Reference for the Principles, History, and Specifics of Offset

2. Camera Preheating

:white_check_mark: Correct Practices

  1. To minimize inaccuracies, the camera should be preheated for at least 30 minutes when calibrating extrinsic parameters, intrinsic parameters, or conducting rapid internal parameter correction, as well as calibrating other compensation parameters. For high-accuracy applications, it is recommended to preheat the camera for 45 minutes or more. The preheating process can be achieved by powering on the camera or continuously capturing images.

:x: Incorrect Practices

  1. Avoid immediately starting to use the camera when it is not powered on. In such cases, the camera has not yet reached a stable state, leading to insufficient stability. Even if stable captures are possible at that moment, it poses a risk to the long-term stability of the system.

3. After Stable Project Operation: Addressing Inaccuracies (To be updated)

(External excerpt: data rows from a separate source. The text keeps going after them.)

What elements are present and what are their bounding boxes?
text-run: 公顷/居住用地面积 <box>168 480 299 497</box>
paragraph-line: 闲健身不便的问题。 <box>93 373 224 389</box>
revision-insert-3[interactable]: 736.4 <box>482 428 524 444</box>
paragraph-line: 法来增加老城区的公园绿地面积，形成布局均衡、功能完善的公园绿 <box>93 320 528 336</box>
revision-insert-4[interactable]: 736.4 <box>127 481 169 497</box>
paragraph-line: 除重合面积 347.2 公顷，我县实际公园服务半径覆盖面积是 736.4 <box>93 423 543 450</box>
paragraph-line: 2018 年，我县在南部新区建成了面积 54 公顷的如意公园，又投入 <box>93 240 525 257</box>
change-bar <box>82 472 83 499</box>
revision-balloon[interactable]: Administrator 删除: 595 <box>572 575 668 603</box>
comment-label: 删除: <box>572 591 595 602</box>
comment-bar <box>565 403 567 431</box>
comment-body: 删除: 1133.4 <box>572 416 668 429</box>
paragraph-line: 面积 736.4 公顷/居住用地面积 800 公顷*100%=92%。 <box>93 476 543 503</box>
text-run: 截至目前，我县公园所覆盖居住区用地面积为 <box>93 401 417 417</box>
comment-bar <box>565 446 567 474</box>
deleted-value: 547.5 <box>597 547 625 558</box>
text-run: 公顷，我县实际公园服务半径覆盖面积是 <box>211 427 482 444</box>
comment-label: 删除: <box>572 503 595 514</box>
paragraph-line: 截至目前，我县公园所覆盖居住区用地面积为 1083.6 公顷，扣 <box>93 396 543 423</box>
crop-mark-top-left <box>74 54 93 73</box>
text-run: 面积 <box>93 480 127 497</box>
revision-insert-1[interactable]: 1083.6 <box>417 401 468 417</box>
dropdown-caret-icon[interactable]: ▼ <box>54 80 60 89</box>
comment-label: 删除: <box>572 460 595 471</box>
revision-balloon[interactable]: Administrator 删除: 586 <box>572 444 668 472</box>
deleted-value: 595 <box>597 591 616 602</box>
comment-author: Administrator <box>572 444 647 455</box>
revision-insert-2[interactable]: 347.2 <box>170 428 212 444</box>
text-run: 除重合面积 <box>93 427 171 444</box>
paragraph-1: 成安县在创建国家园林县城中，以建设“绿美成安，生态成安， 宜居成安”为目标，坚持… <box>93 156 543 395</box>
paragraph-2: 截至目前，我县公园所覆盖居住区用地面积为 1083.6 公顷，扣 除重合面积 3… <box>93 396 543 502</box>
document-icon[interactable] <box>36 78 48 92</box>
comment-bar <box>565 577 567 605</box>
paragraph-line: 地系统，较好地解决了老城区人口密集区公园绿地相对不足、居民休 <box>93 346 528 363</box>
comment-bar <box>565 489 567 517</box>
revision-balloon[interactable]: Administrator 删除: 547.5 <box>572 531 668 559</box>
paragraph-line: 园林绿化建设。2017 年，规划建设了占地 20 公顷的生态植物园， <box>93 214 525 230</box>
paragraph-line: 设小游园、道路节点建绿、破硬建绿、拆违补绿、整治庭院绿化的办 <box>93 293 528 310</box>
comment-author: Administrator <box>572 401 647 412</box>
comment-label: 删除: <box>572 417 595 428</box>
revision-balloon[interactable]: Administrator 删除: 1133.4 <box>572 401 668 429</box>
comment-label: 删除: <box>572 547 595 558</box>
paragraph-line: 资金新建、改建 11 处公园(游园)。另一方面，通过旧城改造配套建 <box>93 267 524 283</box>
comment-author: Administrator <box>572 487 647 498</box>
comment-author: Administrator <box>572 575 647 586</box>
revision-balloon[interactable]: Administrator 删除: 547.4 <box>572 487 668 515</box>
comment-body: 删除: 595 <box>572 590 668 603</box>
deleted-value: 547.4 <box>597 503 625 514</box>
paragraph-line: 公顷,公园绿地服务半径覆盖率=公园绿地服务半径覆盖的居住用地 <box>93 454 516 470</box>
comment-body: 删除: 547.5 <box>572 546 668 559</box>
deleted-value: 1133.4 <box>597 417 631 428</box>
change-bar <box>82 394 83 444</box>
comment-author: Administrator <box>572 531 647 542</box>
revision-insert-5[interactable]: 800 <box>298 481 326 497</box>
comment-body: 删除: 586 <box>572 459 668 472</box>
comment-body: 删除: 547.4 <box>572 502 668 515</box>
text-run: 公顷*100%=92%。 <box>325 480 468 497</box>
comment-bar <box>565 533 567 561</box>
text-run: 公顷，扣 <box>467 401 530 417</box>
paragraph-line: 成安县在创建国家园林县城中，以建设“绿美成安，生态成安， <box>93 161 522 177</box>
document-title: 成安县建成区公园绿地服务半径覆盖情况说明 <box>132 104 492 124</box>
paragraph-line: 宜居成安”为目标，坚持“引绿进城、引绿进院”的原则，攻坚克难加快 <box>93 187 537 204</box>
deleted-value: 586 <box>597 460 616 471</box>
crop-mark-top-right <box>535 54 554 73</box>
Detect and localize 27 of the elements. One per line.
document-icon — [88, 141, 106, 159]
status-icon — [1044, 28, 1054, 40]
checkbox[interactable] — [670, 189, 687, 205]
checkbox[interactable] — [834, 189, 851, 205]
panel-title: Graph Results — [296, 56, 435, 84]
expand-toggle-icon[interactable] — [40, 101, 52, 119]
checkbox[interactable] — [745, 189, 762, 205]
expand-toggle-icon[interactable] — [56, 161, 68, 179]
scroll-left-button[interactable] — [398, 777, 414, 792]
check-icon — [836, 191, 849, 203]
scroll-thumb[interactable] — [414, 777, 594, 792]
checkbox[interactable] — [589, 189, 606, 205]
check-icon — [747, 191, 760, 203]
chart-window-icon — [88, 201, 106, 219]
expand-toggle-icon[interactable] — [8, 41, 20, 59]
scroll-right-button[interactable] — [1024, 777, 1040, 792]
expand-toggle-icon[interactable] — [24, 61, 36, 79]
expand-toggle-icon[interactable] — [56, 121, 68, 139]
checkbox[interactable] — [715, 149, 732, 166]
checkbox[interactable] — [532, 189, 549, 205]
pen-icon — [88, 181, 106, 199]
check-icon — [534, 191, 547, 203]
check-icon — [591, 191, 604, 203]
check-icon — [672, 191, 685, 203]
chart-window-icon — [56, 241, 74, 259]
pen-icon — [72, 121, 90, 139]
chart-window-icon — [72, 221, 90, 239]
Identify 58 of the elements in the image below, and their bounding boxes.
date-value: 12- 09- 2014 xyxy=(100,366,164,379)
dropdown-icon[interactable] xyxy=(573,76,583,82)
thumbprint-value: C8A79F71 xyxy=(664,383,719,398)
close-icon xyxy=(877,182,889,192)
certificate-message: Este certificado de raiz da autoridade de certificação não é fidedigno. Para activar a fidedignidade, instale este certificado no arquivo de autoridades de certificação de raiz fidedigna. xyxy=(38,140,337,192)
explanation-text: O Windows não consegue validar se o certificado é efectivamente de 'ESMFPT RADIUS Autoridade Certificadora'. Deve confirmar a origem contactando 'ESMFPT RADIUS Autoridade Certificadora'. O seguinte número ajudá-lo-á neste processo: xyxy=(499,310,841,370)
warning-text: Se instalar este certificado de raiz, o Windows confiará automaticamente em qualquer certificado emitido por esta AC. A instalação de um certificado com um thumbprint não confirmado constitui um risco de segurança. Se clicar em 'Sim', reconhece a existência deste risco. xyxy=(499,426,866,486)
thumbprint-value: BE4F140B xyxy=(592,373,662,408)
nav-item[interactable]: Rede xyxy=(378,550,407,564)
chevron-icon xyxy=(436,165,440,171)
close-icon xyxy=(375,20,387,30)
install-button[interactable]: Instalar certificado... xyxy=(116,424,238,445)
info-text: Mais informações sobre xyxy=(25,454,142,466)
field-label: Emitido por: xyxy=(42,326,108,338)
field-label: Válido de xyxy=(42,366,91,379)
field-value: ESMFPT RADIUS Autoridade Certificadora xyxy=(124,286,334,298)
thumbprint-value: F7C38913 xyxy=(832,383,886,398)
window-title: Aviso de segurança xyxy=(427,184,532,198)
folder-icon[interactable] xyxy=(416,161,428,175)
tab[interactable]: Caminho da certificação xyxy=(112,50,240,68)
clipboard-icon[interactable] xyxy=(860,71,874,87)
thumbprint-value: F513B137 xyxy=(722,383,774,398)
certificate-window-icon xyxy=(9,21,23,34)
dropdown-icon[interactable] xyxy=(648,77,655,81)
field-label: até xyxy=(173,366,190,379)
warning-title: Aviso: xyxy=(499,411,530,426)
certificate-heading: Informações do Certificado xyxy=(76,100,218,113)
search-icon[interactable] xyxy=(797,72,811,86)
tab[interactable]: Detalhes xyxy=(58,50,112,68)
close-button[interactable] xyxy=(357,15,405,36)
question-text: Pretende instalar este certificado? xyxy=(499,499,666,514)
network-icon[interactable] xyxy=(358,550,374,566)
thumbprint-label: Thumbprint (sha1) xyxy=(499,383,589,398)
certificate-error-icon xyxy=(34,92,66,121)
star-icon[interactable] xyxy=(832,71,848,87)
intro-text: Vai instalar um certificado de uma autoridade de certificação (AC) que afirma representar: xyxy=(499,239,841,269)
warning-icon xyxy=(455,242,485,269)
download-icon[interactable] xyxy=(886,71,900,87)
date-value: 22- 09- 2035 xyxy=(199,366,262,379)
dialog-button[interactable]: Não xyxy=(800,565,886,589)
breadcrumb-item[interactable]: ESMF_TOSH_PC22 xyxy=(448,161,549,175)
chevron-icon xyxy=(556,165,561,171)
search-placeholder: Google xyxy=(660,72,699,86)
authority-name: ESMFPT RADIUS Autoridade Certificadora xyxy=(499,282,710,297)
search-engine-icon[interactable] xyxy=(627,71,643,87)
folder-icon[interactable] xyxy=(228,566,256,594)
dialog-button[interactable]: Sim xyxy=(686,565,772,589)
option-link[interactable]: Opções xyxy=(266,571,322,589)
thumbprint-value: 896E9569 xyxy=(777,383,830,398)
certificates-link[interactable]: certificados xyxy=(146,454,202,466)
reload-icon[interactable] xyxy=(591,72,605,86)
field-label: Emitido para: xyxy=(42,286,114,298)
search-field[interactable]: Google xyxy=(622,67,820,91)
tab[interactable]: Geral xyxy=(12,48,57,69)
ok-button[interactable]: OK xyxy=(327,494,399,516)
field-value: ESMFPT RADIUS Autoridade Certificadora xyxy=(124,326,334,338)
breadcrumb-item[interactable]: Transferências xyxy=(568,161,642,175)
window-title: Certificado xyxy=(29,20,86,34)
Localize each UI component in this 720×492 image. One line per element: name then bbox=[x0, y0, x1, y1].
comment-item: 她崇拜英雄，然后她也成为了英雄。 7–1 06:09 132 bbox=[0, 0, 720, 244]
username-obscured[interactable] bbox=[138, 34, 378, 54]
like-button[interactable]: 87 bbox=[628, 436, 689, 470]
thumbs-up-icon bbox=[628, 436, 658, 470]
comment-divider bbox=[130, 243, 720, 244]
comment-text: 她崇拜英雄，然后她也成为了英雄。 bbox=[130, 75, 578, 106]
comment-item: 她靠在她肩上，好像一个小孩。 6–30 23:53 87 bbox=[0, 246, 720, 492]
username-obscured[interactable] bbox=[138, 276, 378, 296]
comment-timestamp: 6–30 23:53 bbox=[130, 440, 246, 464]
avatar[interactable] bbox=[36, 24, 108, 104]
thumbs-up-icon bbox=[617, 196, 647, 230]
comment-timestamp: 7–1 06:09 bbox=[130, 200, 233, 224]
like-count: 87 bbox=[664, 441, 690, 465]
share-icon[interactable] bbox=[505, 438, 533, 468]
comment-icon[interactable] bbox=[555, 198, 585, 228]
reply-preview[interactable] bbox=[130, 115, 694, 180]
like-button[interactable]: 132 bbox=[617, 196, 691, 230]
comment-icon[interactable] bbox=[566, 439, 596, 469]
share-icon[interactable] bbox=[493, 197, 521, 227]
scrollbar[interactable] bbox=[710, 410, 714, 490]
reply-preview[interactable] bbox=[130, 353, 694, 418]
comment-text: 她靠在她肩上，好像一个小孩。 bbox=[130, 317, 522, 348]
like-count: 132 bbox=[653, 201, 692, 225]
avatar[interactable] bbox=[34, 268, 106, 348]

:white_check_mark: Correct Practices

  1. Once inaccuracies are observed after a period of stable operation, start by examining the camera accuracy. If the scalar difference significantly exceeds the standards
    During the correction, ensure that the calibration board is positioned at the middle depth of field of the camera, with its distance from the camera being 2/3 of the nearest working distance and 1/3 of the farthest working distance. It is advisable to position it closer to the farthest working distance as longer distances are less stable than shorter ones.
  2. After rapid intrinsic parameter correction, during the external parameter calibration, pay attention to using the unit matrix for the offset. For specific details, refer to the first part of this document.

:x: Incorrect Practices

  1. When inaccuracies occur after a stable operation period, avoid solely recalibrating the camera’s extrinsic parameters without checking the camera accuracy. This is because extrinsic parameters represent rigid body transformations, capable of correcting linear errors only, leaving nonlinear errors unresolved. Nonlinear errors can be reduced by rapidly correcting the camera’s intrinsic parameters or by recalibrating the camera. It is important to note that the effectiveness of rapid intrinsic parameter correction is generally inferior to recalibrating the entire camera system.

  2. When the camera accuracy meets the factory standards, avoid quick correction of the camera’s intrinsic parameters. Rapid adjustment of intrinsic parameters uses calibration board of specifications that do not generally comply with the normal camera calibration process, potentially causing a decrease in the camera’s accuracy.